O ex-presidente João Goulart “foi vigiado por agentes de inteligência argentinos e a Argentina colaborou” em sua eliminação quando ele estava em sua fazenda em Corrientes, província localizada ao noroeste desse país, disse à ANSA João Vicente Goulart, filho do ex-governante que faleceu em 1976.
A morte de Goulart está rodeada de suspeitas, intensificadas há alguns anos, quando a Fundação Presidente Goulart e organizações de direitos humanos passaram a investigar as hipóteses de que ele tenha sido vítima do Plano Condor, repressão coordenada pelas ditaduras do Cone Sul (Argentina, Chile, Bolívia, Paraguai e Uruguai, além do Brasil).
“Meu pai foi eliminado pelo Condor.
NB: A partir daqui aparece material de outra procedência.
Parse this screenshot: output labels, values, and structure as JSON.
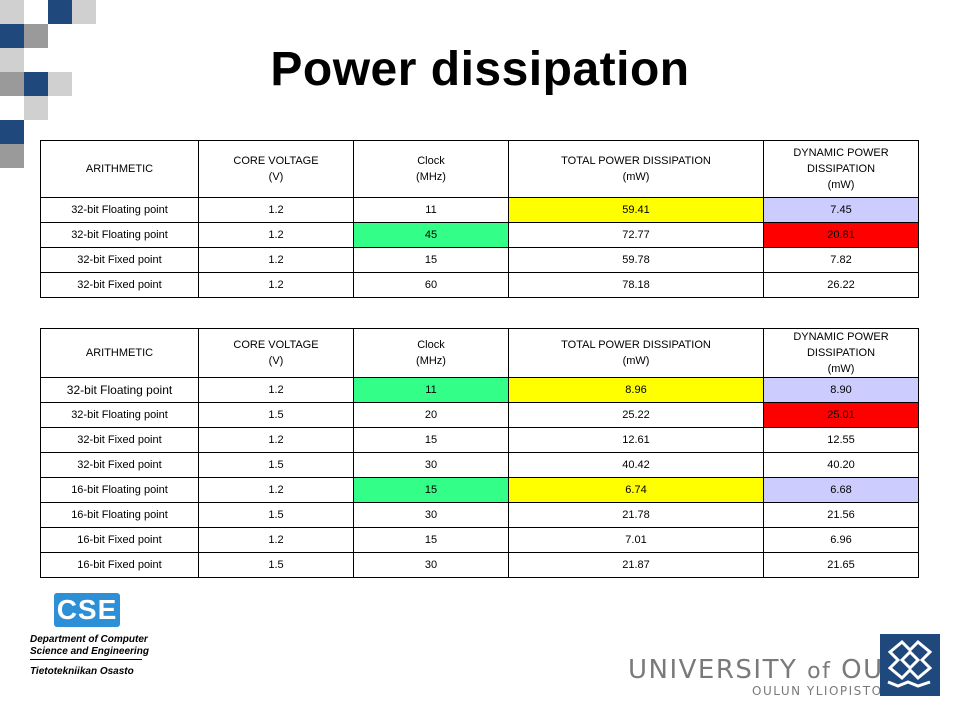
{
  "slide": {
    "title": "Power dissipation"
  },
  "headers": {
    "arithmetic": "ARITHMETIC",
    "core_voltage": [
      "CORE VOLTAGE",
      "(V)"
    ],
    "clock": [
      "Clock",
      "(MHz)"
    ],
    "total_power": [
      "TOTAL POWER DISSIPATION",
      "(mW)"
    ],
    "dynamic_power": [
      "DYNAMIC POWER DISSIPATION",
      "(mW)"
    ]
  },
  "table1": {
    "rows": [
      {
        "arithmetic": "32-bit Floating point",
        "voltage": "1.2",
        "clock": "11",
        "total": "59.41",
        "dynamic": "7.45"
      },
      {
        "arithmetic": "32-bit Floating point",
        "voltage": "1.2",
        "clock": "45",
        "total": "72.77",
        "dynamic": "20.81"
      },
      {
        "arithmetic": "32-bit Fixed point",
        "voltage": "1.2",
        "clock": "15",
        "total": "59.78",
        "dynamic": "7.82"
      },
      {
        "arithmetic": "32-bit Fixed point",
        "voltage": "1.2",
        "clock": "60",
        "total": "78.18",
        "dynamic": "26.22"
      }
    ]
  },
  "table2": {
    "rows": [
      {
        "arithmetic": "32-bit Floating point",
        "voltage": "1.2",
        "clock": "11",
        "total": "8.96",
        "dynamic": "8.90"
      },
      {
        "arithmetic": "32-bit Floating point",
        "voltage": "1.5",
        "clock": "20",
        "total": "25.22",
        "dynamic": "25.01"
      },
      {
        "arithmetic": "32-bit Fixed point",
        "voltage": "1.2",
        "clock": "15",
        "total": "12.61",
        "dynamic": "12.55"
      },
      {
        "arithmetic": "32-bit Fixed point",
        "voltage": "1.5",
        "clock": "30",
        "total": "40.42",
        "dynamic": "40.20"
      },
      {
        "arithmetic": "16-bit Floating point",
        "voltage": "1.2",
        "clock": "15",
        "total": "6.74",
        "dynamic": "6.68"
      },
      {
        "arithmetic": "16-bit Floating point",
        "voltage": "1.5",
        "clock": "30",
        "total": "21.78",
        "dynamic": "21.56"
      },
      {
        "arithmetic": "16-bit Fixed point",
        "voltage": "1.2",
        "clock": "15",
        "total": "7.01",
        "dynamic": "6.96"
      },
      {
        "arithmetic": "16-bit Fixed point",
        "voltage": "1.5",
        "clock": "30",
        "total": "21.87",
        "dynamic": "21.65"
      }
    ]
  },
  "highlight_colors": {
    "yellow": "#ffff00",
    "green": "#33ff88",
    "red": "#ff0000",
    "lavender": "#ccccff"
  },
  "branding": {
    "cse_logo_text": "CSE",
    "department_line1": "Department of Computer",
    "department_line2": "Science and Engineering",
    "department_finnish": "Tietotekniikan Osasto",
    "university_name_1": "UNIVERSITY ",
    "university_name_of": "of",
    "university_name_2": " OULU",
    "university_finnish": "OULUN YLIOPISTO",
    "accent_blue": "#2d8fd5",
    "navy": "#1f497d"
  }
}
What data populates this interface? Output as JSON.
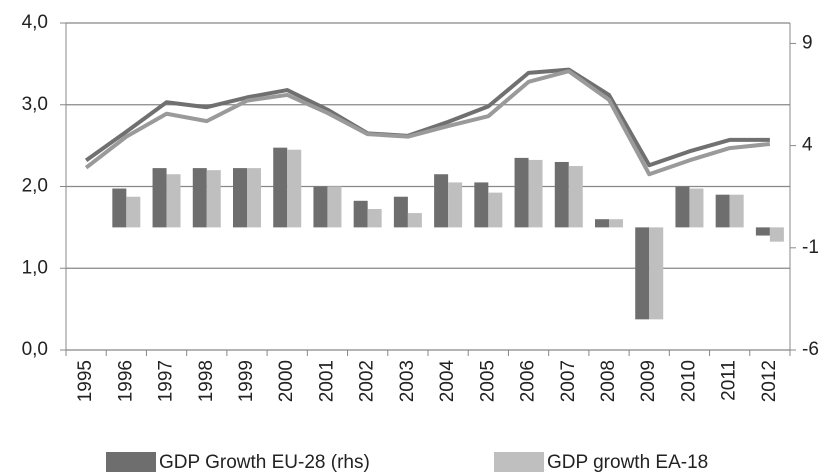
{
  "chart_data": {
    "type": "combo",
    "categories": [
      "1995",
      "1996",
      "1997",
      "1998",
      "1999",
      "2000",
      "2001",
      "2002",
      "2003",
      "2004",
      "2005",
      "2006",
      "2007",
      "2008",
      "2009",
      "2010",
      "2011",
      "2012"
    ],
    "series": [
      {
        "name": "GDP Growth EU-28 (rhs)",
        "type": "bar",
        "axis": "y2",
        "color": "#6e6e6e",
        "values": [
          null,
          1.9,
          2.9,
          2.9,
          2.9,
          3.9,
          2.0,
          1.3,
          1.5,
          2.6,
          2.2,
          3.4,
          3.2,
          0.4,
          -4.5,
          2.0,
          1.6,
          -0.4
        ]
      },
      {
        "name": "GDP growth EA-18",
        "type": "bar",
        "axis": "y2",
        "color": "#bfbfbf",
        "values": [
          null,
          1.5,
          2.6,
          2.8,
          2.9,
          3.8,
          2.0,
          0.9,
          0.7,
          2.2,
          1.7,
          3.3,
          3.0,
          0.4,
          -4.5,
          1.9,
          1.6,
          -0.7
        ]
      },
      {
        "type": "line",
        "color": "#707070",
        "values": [
          2.32,
          2.67,
          3.03,
          2.97,
          3.09,
          3.18,
          2.94,
          2.65,
          2.62,
          2.79,
          2.98,
          3.39,
          3.43,
          3.12,
          2.26,
          2.43,
          2.57,
          2.57
        ]
      },
      {
        "type": "line",
        "color": "#9a9a9a",
        "values": [
          2.23,
          2.61,
          2.89,
          2.8,
          3.05,
          3.12,
          2.9,
          2.64,
          2.61,
          2.74,
          2.86,
          3.28,
          3.41,
          3.06,
          2.15,
          2.32,
          2.47,
          2.52
        ]
      }
    ],
    "ylim": [
      0,
      4
    ],
    "yticks": [
      {
        "value": 0,
        "label": "0,0"
      },
      {
        "value": 1,
        "label": "1,0"
      },
      {
        "value": 2,
        "label": "2,0"
      },
      {
        "value": 3,
        "label": "3,0"
      },
      {
        "value": 4,
        "label": "4,0"
      }
    ],
    "y2lim": [
      -6,
      10
    ],
    "y2ticks": [
      -6,
      -1,
      4,
      9
    ],
    "grid": true
  }
}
Temos recebido informações importantes, documentos com informações muito reveladoras, ele estava na mira do governo militar brasileiro, eles não podiam permitir que ele voltasse ao país, meu pai era uma ameaça à ditadura”, disse João Vicente.
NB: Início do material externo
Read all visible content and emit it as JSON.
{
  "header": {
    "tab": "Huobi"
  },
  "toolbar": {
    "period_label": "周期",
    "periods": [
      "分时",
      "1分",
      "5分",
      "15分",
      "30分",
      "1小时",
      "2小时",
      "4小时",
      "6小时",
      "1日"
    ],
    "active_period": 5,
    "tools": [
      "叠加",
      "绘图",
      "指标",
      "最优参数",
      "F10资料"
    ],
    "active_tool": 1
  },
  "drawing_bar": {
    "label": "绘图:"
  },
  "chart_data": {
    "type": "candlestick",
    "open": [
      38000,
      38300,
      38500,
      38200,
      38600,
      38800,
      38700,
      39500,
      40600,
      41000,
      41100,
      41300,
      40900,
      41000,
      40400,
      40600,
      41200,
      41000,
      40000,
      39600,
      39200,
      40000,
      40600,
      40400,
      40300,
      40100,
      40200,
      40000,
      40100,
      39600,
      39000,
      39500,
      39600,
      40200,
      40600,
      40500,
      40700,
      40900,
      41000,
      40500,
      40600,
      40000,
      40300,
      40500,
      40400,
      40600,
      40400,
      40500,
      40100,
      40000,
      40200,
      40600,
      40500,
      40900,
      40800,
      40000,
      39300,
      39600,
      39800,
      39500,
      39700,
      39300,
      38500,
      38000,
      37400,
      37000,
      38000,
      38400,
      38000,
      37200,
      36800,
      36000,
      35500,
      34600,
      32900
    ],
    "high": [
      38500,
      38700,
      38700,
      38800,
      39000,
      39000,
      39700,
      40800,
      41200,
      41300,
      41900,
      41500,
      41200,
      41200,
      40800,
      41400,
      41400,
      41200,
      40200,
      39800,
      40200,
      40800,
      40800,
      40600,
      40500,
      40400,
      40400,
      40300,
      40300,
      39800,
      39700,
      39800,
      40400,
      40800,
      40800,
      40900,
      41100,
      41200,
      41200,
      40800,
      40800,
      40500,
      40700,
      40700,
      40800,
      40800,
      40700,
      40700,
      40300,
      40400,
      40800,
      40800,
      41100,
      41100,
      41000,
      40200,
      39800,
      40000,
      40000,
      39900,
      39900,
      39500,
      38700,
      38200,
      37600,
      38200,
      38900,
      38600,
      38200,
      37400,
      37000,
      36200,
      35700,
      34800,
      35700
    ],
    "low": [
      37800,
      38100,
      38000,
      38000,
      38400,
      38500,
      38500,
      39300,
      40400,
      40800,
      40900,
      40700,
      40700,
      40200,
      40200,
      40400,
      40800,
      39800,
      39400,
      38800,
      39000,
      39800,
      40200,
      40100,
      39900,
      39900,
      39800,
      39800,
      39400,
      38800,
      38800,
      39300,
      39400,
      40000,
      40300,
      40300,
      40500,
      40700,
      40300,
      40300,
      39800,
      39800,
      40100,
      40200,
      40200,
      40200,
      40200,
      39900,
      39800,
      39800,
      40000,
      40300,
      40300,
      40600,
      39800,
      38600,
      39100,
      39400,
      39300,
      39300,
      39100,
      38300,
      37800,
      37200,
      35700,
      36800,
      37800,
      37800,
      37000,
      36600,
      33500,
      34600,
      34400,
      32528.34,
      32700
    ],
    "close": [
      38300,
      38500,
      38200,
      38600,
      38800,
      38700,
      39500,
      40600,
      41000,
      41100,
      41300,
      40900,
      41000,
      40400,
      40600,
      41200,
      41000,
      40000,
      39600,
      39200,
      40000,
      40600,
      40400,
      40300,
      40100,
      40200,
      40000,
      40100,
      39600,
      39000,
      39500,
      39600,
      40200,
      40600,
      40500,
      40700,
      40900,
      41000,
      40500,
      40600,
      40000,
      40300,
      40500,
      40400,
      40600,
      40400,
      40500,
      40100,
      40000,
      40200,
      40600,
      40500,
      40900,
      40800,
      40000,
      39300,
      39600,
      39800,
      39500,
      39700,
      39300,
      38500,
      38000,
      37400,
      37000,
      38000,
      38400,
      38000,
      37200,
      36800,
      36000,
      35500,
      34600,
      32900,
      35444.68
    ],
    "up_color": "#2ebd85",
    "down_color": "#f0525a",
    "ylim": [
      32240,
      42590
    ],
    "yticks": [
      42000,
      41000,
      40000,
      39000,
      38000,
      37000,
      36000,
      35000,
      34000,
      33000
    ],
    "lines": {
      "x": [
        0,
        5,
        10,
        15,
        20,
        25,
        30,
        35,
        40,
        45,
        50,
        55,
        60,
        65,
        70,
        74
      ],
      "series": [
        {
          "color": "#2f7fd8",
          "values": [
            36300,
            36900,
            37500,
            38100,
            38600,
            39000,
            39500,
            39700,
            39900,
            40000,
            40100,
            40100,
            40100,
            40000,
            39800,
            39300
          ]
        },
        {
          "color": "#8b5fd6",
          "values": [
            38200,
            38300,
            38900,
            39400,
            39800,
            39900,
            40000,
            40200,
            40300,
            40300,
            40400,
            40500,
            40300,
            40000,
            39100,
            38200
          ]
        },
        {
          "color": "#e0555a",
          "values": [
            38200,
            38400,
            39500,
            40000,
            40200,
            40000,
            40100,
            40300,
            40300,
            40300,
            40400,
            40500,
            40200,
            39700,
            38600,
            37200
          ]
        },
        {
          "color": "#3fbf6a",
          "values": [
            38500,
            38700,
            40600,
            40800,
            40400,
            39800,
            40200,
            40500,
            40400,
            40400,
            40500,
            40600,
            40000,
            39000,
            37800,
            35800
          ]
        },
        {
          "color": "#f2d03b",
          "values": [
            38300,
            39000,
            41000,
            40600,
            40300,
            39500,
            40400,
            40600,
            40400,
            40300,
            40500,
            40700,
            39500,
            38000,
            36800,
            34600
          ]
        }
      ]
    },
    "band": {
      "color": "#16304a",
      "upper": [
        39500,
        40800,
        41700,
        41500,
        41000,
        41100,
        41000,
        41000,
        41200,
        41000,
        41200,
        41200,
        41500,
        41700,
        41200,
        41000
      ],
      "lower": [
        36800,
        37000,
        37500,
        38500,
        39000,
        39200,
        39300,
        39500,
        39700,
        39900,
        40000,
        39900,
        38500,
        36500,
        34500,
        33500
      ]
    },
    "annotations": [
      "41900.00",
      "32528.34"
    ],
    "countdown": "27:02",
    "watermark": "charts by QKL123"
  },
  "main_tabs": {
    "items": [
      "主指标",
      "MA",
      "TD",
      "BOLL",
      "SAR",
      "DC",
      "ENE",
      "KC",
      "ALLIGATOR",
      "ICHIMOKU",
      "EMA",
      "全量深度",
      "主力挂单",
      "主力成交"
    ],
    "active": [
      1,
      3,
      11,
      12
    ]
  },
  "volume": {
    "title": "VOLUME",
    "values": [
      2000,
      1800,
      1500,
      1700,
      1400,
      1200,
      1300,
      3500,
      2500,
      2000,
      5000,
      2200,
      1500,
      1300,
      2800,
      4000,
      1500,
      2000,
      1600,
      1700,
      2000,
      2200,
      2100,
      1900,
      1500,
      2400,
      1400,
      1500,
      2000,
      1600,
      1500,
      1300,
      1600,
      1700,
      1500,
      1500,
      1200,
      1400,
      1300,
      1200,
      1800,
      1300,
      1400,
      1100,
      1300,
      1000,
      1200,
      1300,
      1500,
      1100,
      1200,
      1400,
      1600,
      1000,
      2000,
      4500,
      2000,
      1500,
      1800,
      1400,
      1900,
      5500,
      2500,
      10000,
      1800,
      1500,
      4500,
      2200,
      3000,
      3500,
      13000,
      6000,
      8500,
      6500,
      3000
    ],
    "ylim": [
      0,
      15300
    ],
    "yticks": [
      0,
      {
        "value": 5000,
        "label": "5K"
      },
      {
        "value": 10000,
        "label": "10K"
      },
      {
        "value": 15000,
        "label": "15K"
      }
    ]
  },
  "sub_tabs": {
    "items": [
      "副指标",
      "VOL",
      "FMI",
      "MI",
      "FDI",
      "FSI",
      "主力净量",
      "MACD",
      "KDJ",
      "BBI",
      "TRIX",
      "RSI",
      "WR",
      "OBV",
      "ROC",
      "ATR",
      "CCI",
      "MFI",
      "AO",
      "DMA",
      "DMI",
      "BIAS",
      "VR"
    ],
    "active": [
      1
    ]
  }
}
Em entrevista à ANSA no escritório da Fundação Presidente Goulart, em Brasília, o filho do ex-mandatário deposto pelo golpe de 1964 mostrou um documento secreto com o nome de cerca de 30 agregados militares que atuavam na Embaixada brasileira em Buenos Aires.
“Para que alguém vai querer ter 30 agregados militares? Isso é absurdo em uma Embaixada”, disse Goulart. Segundo ele, é estranho uma embaixada ter um número tão grande de agregados militares.
Para Goulart, eles eram, na verdade, pessoas ligadas ao serviço secreto da ditadura que espionavam seu pai e outros opositores que buscaram refúgio na Argentina.
A Comissão de Familiares de Desaparecidos e Mortos Políticos publicou este ano um dossiê sobre as vítimas da ditadura. Pela primeira vez, o nome de Goulart foi incluído em uma lista de pessoas mortas de forma estranha durante o regime militar. Apesar disso, ainda não existe nenhuma investigação judicial sobre as causas de sua morte.
“Venha à Argentina, Janguito (Jango), lhe disse (Juan) Perón, o general que sempre chamava meu pai pelo apelido Janguito e que o conhecia desde os anos 50”, recordou o filho de Goulart.
“Recordo-me bem dos encontros entre o presidente Perón e meu pai na Espanha e na Argentina”, continuou.
“Meu pai resolveu viver na Argentina após receber um convite do general Perón, mas depois de sua morte (em julho de 1974), começamos a sentir as pressões da AAA (Aliança Anticomunista Argentina, organização paramilitar, ndr.) e, em 1975, meu pai me mandou viver na Inglaterra” porque viver na Argentina era cada vez mais perigoso.
Os riscos aumentaram a partir de março de 1976, com o golpe instaurado pela ditadura mais violenta da história argentina.
João Goulart faleceu de um infarto em 6 de dezembro de 1976 em sua fazenda na localidade de Mercedes, Corrientes, e seu corpo foi levado ao Brasil e sepultado sem ser submetido à autópsia. Na época de sua morte, ele estava sendo vigiado por “serviços secretos de Uruguai, Brasil e, seguramente, também da Argentina”.
Para João Vicente Goulart, há muitos fatos estranhos entorno da morte de seu pai, entre eles o fato de o corpo não ter sido submetido à autópsia.
“Isso é mais que estranho. Quem deu a ordem para não se fazer a autópsia de um ex-presidente morto no exterior?”, questionou Goulart, que logo afirmou que “houve uma conspiração, há o depoimento de um ex-agente secreto uruguaio com quem tive um encontro. Ele me contou como foi organizado o envenenamento de meu pai, alguém levou remédios cardíacos adulterados e os deixou no Hotel Liberty”, de Buenos Aires, onde o ex-presidente se hospedava quando visitava a capital argentina.
O Plano Condor estava por traz dessas ações, continuou Goulart, “houve a participação do Brasil e do chefe da CIA em Montevidéu, Frederick Latrash, homem que esteve na equipe de John McCain”, ex-candidato presidencial republicano, derrotado por Barack Obama nas eleições de novembro de 2008.